Our development of TG and 2DPE experiments employing 200 nm laser pulses is motivated by studies of elementary relaxation processes in small molecules and biological systems. In this work, pulse durations near 60 fs have been achieved at 200 nm using filaments produced in both air and argon. To our knowledge, time-resolved spectroscopies in solution involving shorter 200 nm laser pulses have never been reported.
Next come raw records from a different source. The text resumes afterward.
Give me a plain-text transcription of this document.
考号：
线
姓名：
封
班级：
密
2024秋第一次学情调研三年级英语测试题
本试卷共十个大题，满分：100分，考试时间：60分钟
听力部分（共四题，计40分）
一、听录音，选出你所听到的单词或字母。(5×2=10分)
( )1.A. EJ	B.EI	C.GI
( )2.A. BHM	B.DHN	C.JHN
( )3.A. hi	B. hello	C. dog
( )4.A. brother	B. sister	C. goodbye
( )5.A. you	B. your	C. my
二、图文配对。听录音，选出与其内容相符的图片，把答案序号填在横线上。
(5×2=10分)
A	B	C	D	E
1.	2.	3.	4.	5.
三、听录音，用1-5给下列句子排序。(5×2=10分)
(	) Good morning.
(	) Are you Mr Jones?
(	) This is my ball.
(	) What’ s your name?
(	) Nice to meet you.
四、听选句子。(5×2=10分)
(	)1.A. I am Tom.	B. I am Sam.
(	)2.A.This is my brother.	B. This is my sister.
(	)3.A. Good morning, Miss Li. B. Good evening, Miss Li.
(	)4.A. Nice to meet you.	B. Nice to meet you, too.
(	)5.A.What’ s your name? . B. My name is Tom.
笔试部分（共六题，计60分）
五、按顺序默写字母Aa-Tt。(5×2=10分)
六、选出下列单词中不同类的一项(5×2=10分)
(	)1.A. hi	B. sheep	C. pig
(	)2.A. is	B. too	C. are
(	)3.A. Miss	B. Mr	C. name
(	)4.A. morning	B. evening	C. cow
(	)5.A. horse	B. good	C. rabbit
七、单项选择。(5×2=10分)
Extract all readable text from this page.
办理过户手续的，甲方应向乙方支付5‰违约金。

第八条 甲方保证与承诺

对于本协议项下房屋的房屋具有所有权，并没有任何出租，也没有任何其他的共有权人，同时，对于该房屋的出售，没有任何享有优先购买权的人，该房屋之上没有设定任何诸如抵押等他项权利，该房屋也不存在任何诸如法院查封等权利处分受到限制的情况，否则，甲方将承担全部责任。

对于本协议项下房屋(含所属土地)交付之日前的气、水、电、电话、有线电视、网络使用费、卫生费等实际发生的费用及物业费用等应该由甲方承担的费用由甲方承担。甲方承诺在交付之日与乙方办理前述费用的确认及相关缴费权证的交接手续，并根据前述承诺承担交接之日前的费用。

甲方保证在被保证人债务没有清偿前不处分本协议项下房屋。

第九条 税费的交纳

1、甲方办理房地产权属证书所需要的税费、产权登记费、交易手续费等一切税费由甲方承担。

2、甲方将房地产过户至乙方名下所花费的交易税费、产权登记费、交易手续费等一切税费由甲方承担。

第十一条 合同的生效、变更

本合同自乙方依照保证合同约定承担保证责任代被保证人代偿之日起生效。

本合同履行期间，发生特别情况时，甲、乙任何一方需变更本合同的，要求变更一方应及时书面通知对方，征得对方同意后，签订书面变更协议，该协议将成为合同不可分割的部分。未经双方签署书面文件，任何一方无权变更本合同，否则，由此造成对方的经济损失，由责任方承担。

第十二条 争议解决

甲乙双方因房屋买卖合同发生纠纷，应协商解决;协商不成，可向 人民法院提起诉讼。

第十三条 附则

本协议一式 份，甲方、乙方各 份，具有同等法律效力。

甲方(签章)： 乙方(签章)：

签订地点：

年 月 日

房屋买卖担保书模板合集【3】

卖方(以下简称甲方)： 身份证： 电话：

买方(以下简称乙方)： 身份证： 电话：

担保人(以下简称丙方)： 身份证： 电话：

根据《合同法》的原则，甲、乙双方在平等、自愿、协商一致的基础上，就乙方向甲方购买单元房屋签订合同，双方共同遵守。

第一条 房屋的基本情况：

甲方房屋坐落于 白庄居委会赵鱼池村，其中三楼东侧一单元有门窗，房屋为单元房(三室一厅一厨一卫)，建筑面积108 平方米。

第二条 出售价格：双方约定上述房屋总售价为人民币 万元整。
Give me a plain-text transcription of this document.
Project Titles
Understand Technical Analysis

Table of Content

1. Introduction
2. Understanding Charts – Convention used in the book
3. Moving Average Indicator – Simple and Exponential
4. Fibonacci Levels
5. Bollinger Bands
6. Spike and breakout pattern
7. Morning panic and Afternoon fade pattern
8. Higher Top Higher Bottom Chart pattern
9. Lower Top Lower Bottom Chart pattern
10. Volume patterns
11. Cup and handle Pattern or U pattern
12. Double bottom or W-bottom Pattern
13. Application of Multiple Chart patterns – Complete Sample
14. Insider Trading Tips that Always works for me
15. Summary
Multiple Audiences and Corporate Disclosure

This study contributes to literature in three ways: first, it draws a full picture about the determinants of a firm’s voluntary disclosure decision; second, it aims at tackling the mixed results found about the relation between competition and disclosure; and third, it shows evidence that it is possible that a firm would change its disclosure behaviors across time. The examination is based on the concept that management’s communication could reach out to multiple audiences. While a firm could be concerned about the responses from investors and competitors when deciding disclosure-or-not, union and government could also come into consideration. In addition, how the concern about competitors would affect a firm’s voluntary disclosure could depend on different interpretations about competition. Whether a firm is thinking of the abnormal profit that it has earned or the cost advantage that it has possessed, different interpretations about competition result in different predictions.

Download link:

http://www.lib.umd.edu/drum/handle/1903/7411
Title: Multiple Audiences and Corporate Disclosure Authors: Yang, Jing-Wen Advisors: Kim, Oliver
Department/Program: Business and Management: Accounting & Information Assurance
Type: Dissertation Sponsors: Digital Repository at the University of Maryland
As discussed in related work at 267 nm, diffractive optics are useful in these applications because they facilitate sensitive interferometeric signal detection and, in turn, the use of low laser fluence [14–16]. Our experimental setup is already capable of conducting high-quality TG experiments with sub-100 fs time resolution. Thus, studies of a wide range of photochemical processes in small molecules are now possible.

For 2DPE spectroscopies at 200 nm, it will be important to increase the laser bandwidth and implement more robust methods of dispersion management. A previous study shows that broader bandwidths can be obtained with shorter incoming 800 nm and 400 nm laser pulses [22]. We envision that compression to the desired 10-20 fs pulse durations will be possible with greater laser fluences because a compressor based on both gratings and prisms can then be employed [26]. In our setup, the available laser fluence can be increased by a factor of 15 if the present aluminum-coated mirrors are replaced with dielectric-coated mirrors. If necessary, it is also possible to increase the amount of laser power used to generate the 200 nm pulses.